Figure 1. Significant increase in functional connectivity (FC). The red line represents the edge of FC that was increased in the non-GRE group compared to the GRE and healthy groups. The blue lines represent the edges of FC that were increased in the non-GRE group compared to the GRE group. The green lines represent the edges of FC that were increased in the non-GRE group compared to the healthy group.

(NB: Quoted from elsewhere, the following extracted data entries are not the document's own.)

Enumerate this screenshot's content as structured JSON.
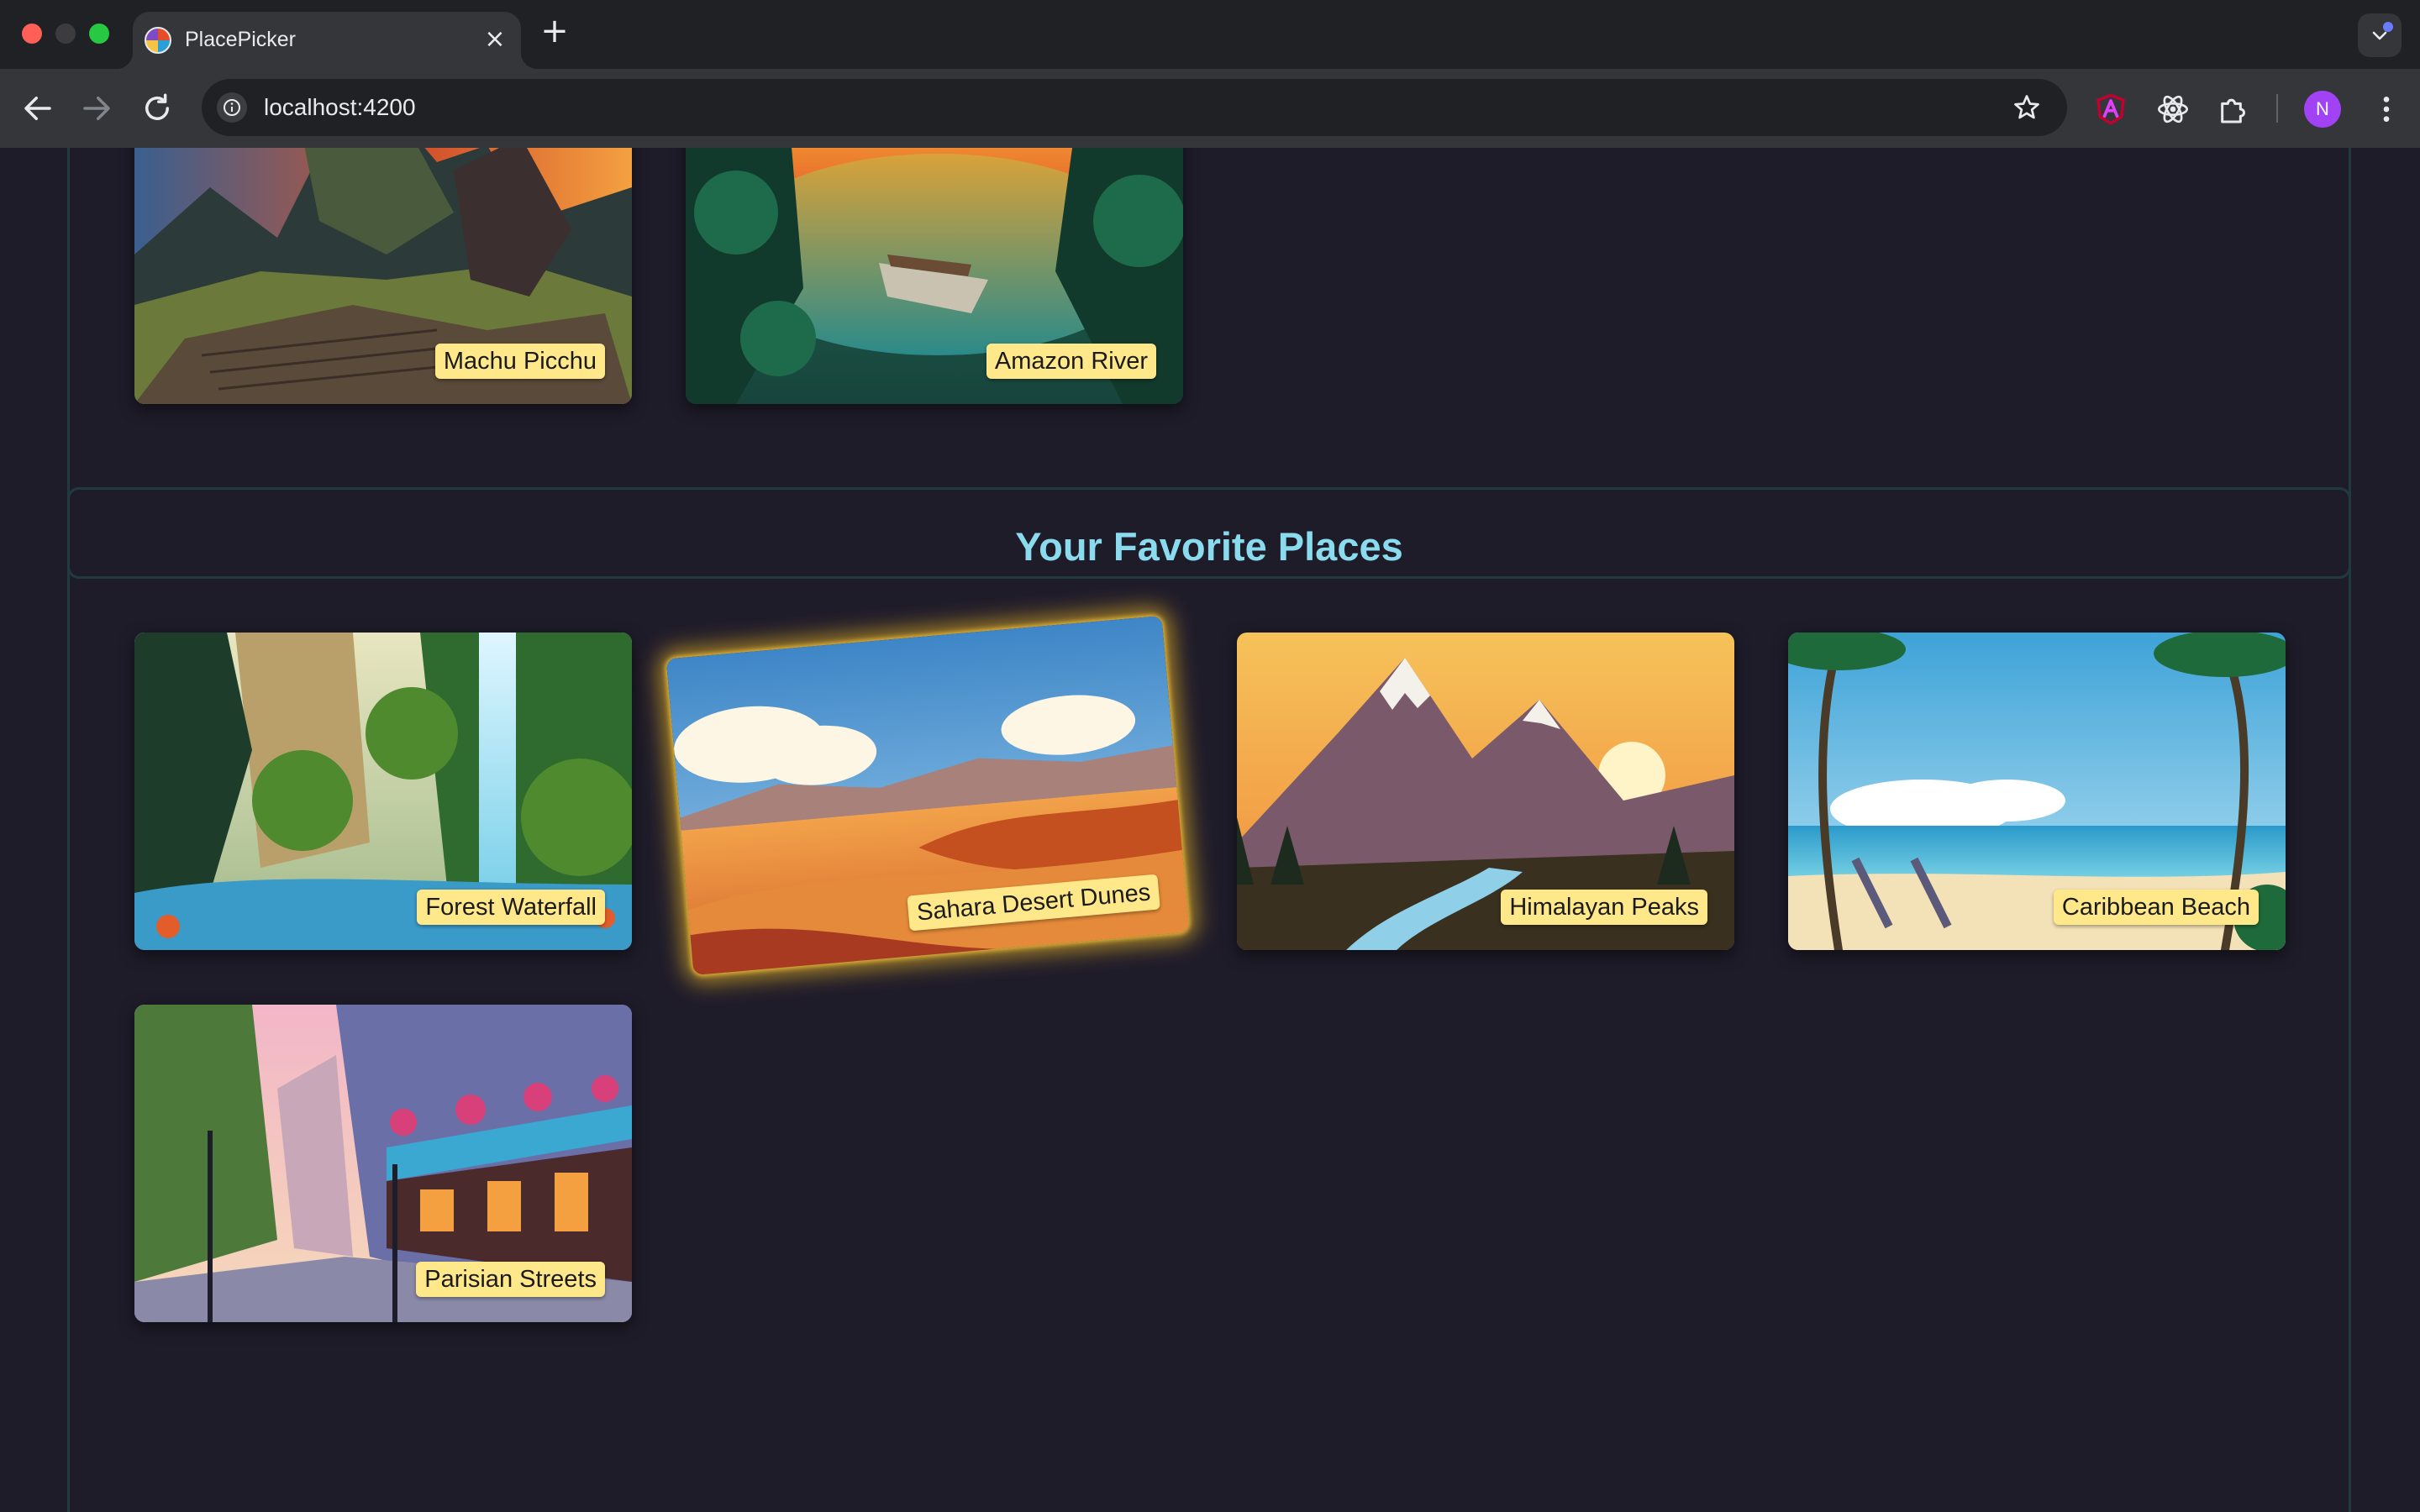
{
  "browser": {
    "tab_title": "PlacePicker",
    "tab_close": "×",
    "new_tab": "+",
    "url": "localhost:4200",
    "profile_initial": "N"
  },
  "available_places": [
    {
      "title": "Machu Picchu"
    },
    {
      "title": "Amazon River"
    }
  ],
  "favorites": {
    "heading": "Your Favorite Places",
    "places": [
      {
        "title": "Forest Waterfall",
        "selected": false
      },
      {
        "title": "Sahara Desert Dunes",
        "selected": true
      },
      {
        "title": "Himalayan Peaks",
        "selected": false
      },
      {
        "title": "Caribbean Beach",
        "selected": false
      },
      {
        "title": "Parisian Streets",
        "selected": false
      }
    ]
  },
  "colors": {
    "page_background": "#1f1c2a",
    "section_border": "#213a40",
    "heading": "#8bdbef",
    "label_background": "#ffe88a",
    "selected_glow": "#dbaa28"
  }
}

Compared with those in the GRE group, four functional edges were identified with significantly higher FC in the non-GRE group after FDR correction (threshold of p-value = 6 × 10−3). Three of these edges originated from the V5/MT+_L node, which mediates sensory aspects of the visual motion area in the left hemisphere, and were connected to the medial superior occipital (msOccG_L), middle occipital (mOccG_L), and caudal cuneus gyri (cCunG_L) in the left hemisphere. The other edge connected the caudal cuneus gyrus (cCunG_L) to the lateral superior occipital gyrus (lsOccG_L) in the left hemisphere.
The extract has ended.